The effect of clonidine as adjuvant in spinal anesthesia is not yet fully understood. The doses used range from 15 mcg to 150 mcg and there is still no definition of the optimal dose to be used in spinal anesthesia. Also, the dose of the local anesthetic to be administered when it is associated with clonidine is not defined in the literature [5]. Some authors suggest the use of doses above 75 mcg in order to obtain a vasoconstrictive effect through α1 receptors, with a lower vasodilator effect triggered by α2 receptors, where clonidine has greater selectivity.

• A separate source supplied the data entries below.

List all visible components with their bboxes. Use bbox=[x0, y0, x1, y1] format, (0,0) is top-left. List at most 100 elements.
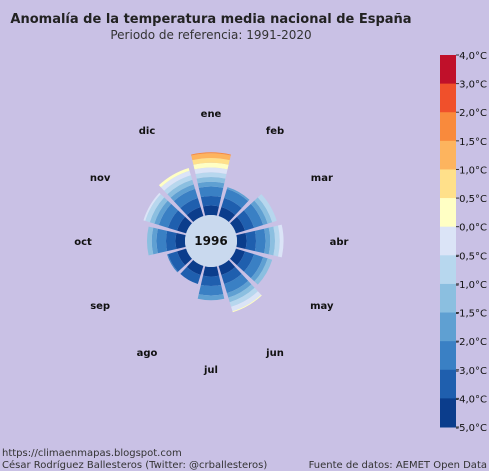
month-wedge-abr bbox=[236, 224, 284, 258]
wedge-band-feb-3 bbox=[226, 187, 250, 202]
wedge-band-mar-1 bbox=[236, 210, 255, 231]
wedge-band-dic-2 bbox=[173, 188, 198, 209]
legend-tick-label-1: 3,0°C bbox=[459, 80, 487, 91]
legend-swatch-8 bbox=[440, 283, 456, 314]
wedge-band-ene-9 bbox=[191, 153, 231, 161]
legend-swatch-5 bbox=[440, 198, 456, 228]
wedge-band-jul-2 bbox=[198, 284, 224, 296]
month-label-feb: feb bbox=[266, 126, 284, 137]
center-disc bbox=[185, 215, 237, 267]
wedge-band-mar-0 bbox=[230, 216, 245, 234]
legend-swatch-10 bbox=[440, 341, 456, 371]
wedge-band-feb-2 bbox=[224, 188, 249, 209]
legend-tick-label-6: 0,0°C bbox=[459, 223, 487, 234]
wedge-band-ene-6 bbox=[194, 167, 228, 175]
wedge-band-dic-0 bbox=[186, 207, 204, 222]
wedge-band-may-4 bbox=[254, 258, 273, 285]
month-label-dic: dic bbox=[139, 126, 156, 137]
month-label-ago: ago bbox=[137, 348, 158, 359]
legend-tick-label-7: -0,5°C bbox=[456, 251, 488, 262]
wedge-band-may-1 bbox=[236, 251, 255, 272]
wedge-band-mar-3 bbox=[250, 200, 268, 226]
month-label-sep: sep bbox=[90, 301, 110, 312]
month-label-jul: jul bbox=[203, 365, 218, 376]
wedge-band-mar-2 bbox=[243, 203, 264, 228]
month-label-may: may bbox=[310, 301, 334, 312]
wedge-band-ene-2 bbox=[198, 186, 224, 198]
chart-title: Anomalía de la temperatura media naciona… bbox=[10, 12, 411, 27]
wedge-band-ago-1 bbox=[180, 266, 201, 285]
legend-swatch-2 bbox=[440, 112, 456, 142]
wedge-band-feb-1 bbox=[221, 197, 242, 216]
chart-subtitle: Periodo de referencia: 1991-2020 bbox=[110, 28, 311, 42]
legend-swatch-12 bbox=[440, 398, 456, 428]
wedge-band-abr-0 bbox=[236, 233, 247, 249]
wedge-band-dic-5 bbox=[164, 175, 193, 195]
legend-tick-label-13: -5,0°C bbox=[456, 423, 488, 434]
wedge-band-dic-3 bbox=[170, 184, 196, 202]
wedge-band-dic-4 bbox=[167, 179, 194, 198]
wedge-band-may-2 bbox=[243, 254, 264, 279]
wedge-band-feb-0 bbox=[218, 207, 236, 222]
wedge-band-jul-3 bbox=[197, 294, 225, 301]
month-wedge-jul bbox=[197, 266, 225, 301]
wedge-band-may-3 bbox=[250, 256, 268, 282]
month-label-ene: ene bbox=[201, 109, 222, 120]
wedge-band-may-0 bbox=[230, 248, 245, 266]
legend-swatch-7 bbox=[440, 255, 456, 285]
month-wedge-feb bbox=[218, 187, 250, 222]
month-wedge-may bbox=[230, 248, 273, 285]
color-legend: 4,0°C 3,0°C 2,0°C 1,5°C 1,0°C 0,5°C 0,0°C -0,5°… bbox=[440, 51, 487, 434]
legend-tick-label-11: -3,0°C bbox=[456, 366, 488, 377]
wedge-band-ene-3 bbox=[197, 181, 225, 188]
month-wedge-nov bbox=[143, 192, 192, 234]
wedge-band-ene-1 bbox=[200, 196, 222, 207]
wedge-band-mar-5 bbox=[257, 194, 277, 223]
legend-tick-label-5: 0,5°C bbox=[459, 194, 487, 205]
month-label-abr: abr bbox=[330, 237, 349, 248]
month-wedge-dic bbox=[158, 167, 204, 222]
legend-swatch-3 bbox=[440, 140, 456, 170]
legend-tick-label-2: 2,0°C bbox=[459, 108, 487, 119]
radial-wedges bbox=[143, 152, 284, 313]
month-wedge-ago bbox=[180, 260, 204, 285]
month-label-mar: mar bbox=[311, 173, 333, 184]
wedge-band-sep-0 bbox=[177, 248, 192, 266]
wedge-band-jun-3 bbox=[226, 280, 252, 298]
month-wedge-jun bbox=[218, 260, 262, 313]
wedge-band-ene-7 bbox=[193, 162, 229, 170]
wedge-band-nov-5 bbox=[145, 194, 165, 223]
wedge-band-jun-1 bbox=[221, 266, 242, 285]
wedge-band-nov-1 bbox=[167, 210, 186, 231]
wedge-band-abr-1 bbox=[245, 230, 256, 252]
legend-tick-label-4: 1,0°C bbox=[459, 165, 487, 176]
wedge-band-nov-4 bbox=[149, 197, 168, 224]
wedge-band-ene-0 bbox=[203, 205, 219, 216]
blog-url: https://climaenmapas.blogspot.com bbox=[2, 448, 182, 459]
wedge-band-nov-2 bbox=[158, 203, 179, 228]
wedge-band-jun-5 bbox=[229, 287, 258, 307]
wedge-band-nov-6 bbox=[143, 192, 161, 221]
wedge-band-ene-10 bbox=[191, 152, 231, 156]
wedge-band-oct-1 bbox=[166, 230, 177, 252]
wedge-band-jun-4 bbox=[228, 284, 255, 303]
wedge-band-nov-3 bbox=[154, 200, 172, 226]
wedge-band-sep-2 bbox=[167, 254, 179, 273]
wedge-band-oct-4 bbox=[147, 226, 154, 256]
month-wedge-sep bbox=[167, 248, 192, 273]
legend-tick-label-3: 1,5°C bbox=[459, 137, 487, 148]
legend-swatch-9 bbox=[440, 312, 456, 342]
legend-tick-label-0: 4,0°C bbox=[459, 51, 487, 62]
month-label-oct: oct bbox=[74, 237, 92, 248]
wedge-band-ene-4 bbox=[196, 177, 226, 184]
wedge-band-dic-1 bbox=[180, 197, 201, 216]
wedge-band-nov-0 bbox=[177, 216, 192, 234]
wedge-band-ene-5 bbox=[195, 172, 227, 179]
legend-swatch-11 bbox=[440, 369, 456, 399]
wedge-band-abr-5 bbox=[273, 225, 280, 257]
wedge-band-abr-4 bbox=[268, 226, 275, 256]
month-wedge-ene bbox=[191, 152, 231, 216]
month-wedge-mar bbox=[230, 194, 277, 234]
month-label-nov: nov bbox=[90, 173, 111, 184]
author-credit: César Rodríguez Ballesteros (Twitter: @c… bbox=[2, 459, 267, 471]
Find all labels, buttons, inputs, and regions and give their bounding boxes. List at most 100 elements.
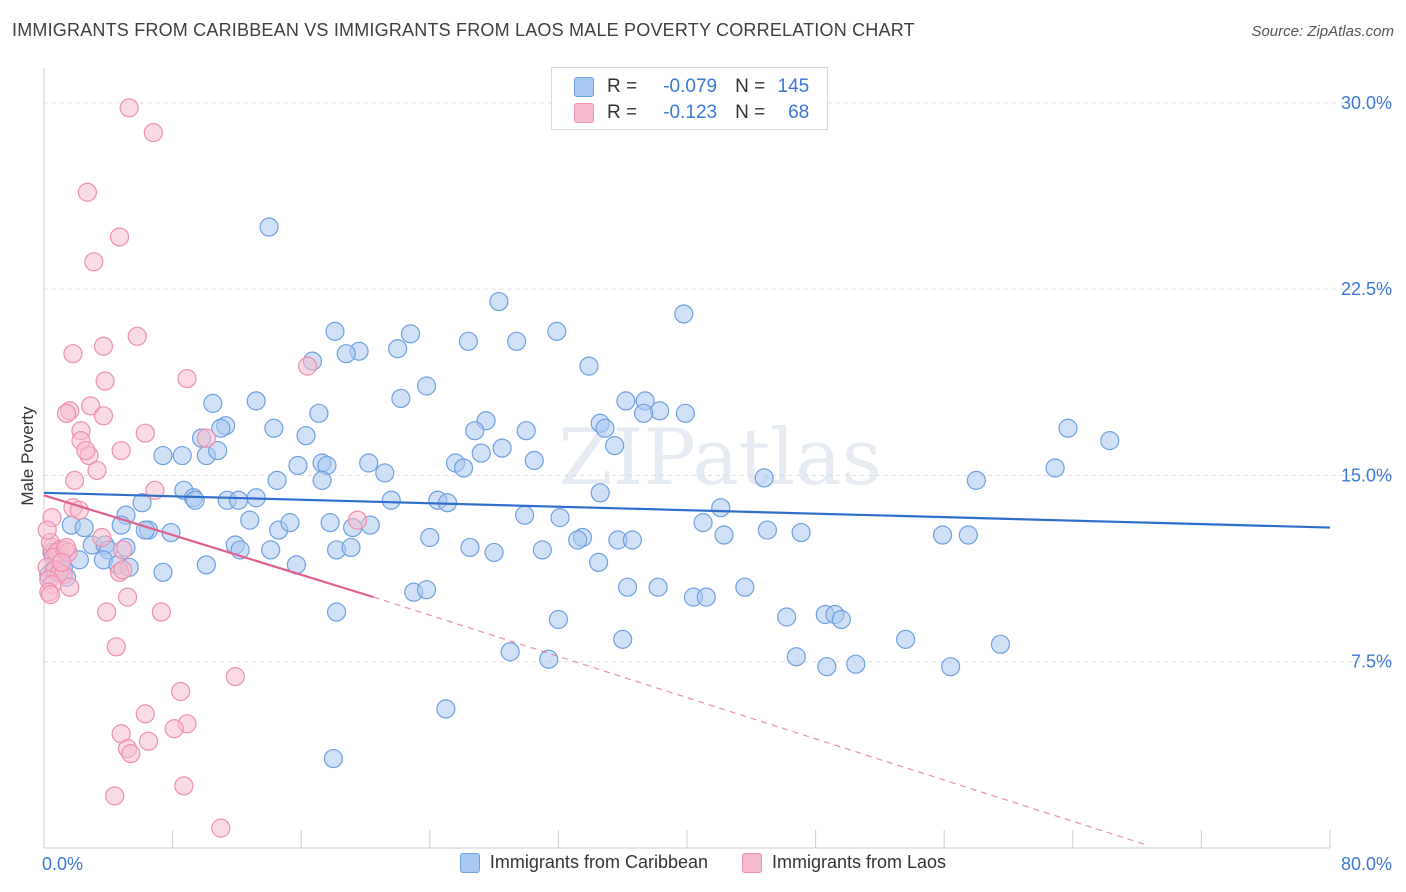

The authors advocating this dose argue that they have a lower incidence of perioperative hypotension [5].
Although clonidine is an α2 agonist with α2: α1 selectivity of 1:200, and is responsible for triggering hypotension and bradycardia when used intravenously and on the neuroaxis, analysis of the sample in this study demonstrated greater heart rate stability in the clonidine group. than in the bupivacaine group [Figure 3]. This effect may be due to the α2 action of clonidine, which acts both centrally and on the neuroaxis, inhibiting norepinephrine exocytosis and reducing the action of the sympathetic nervous system, which is primarily responsible for increasing heart rate. major hypotension in the clonidine group, consistent with current literature [1,4]. This fact may have been the result of the absence of adjustment of the doses of local anesthetics, since clonidine potentiates the anesthetic effect, allowing the use of smaller doses of anesthetics. In the study, the same dose of isobaric bupivacaine was used in the 2 groups, and in the clonidine group the adjuvant was added, with consequent increase in anesthetic potency, duration and side effects. There is still no definition in the literature of the optimal dose of clonidine to be administered in the intrathecal space, nor of the dose of local anesthetic when adjuvants are associated in the neuroaxis [5].
The study presents some limitations, considering that the surgical act triggers an individual endocrine metabolic response and variable intensity depending on the surgical aggression. The surgical act itself has the ability to change the heart rate variability, as well as the patient's previous hydration. These factors may influence the final results obtained.
The discharge of PACU after spinal anesthesia is made after the return of the motor function, to the detriment of the other affected neural pathways. Spinal anesthesia provides a sensitive, motor and sympathetic block. This study suggests an extension of sympathetic block in spinal anesthesia, in addition to motor blockade, when clonidine is administered and may indicate a need to review the discharge criteria of the post anesthetic recovery room in patients submitted to surgical procedures under spinal anesthesia, especially when doing use of adjuvants.
At PACU patients are routinely monitored until the return of motor function. They are then discharged and released to the ward where their vital signs are routinely checked every 6 hours. The persistence of sympathetic block after motor recovery and the absence of subsequent continuous monitoring may increase the incidence of adverse events.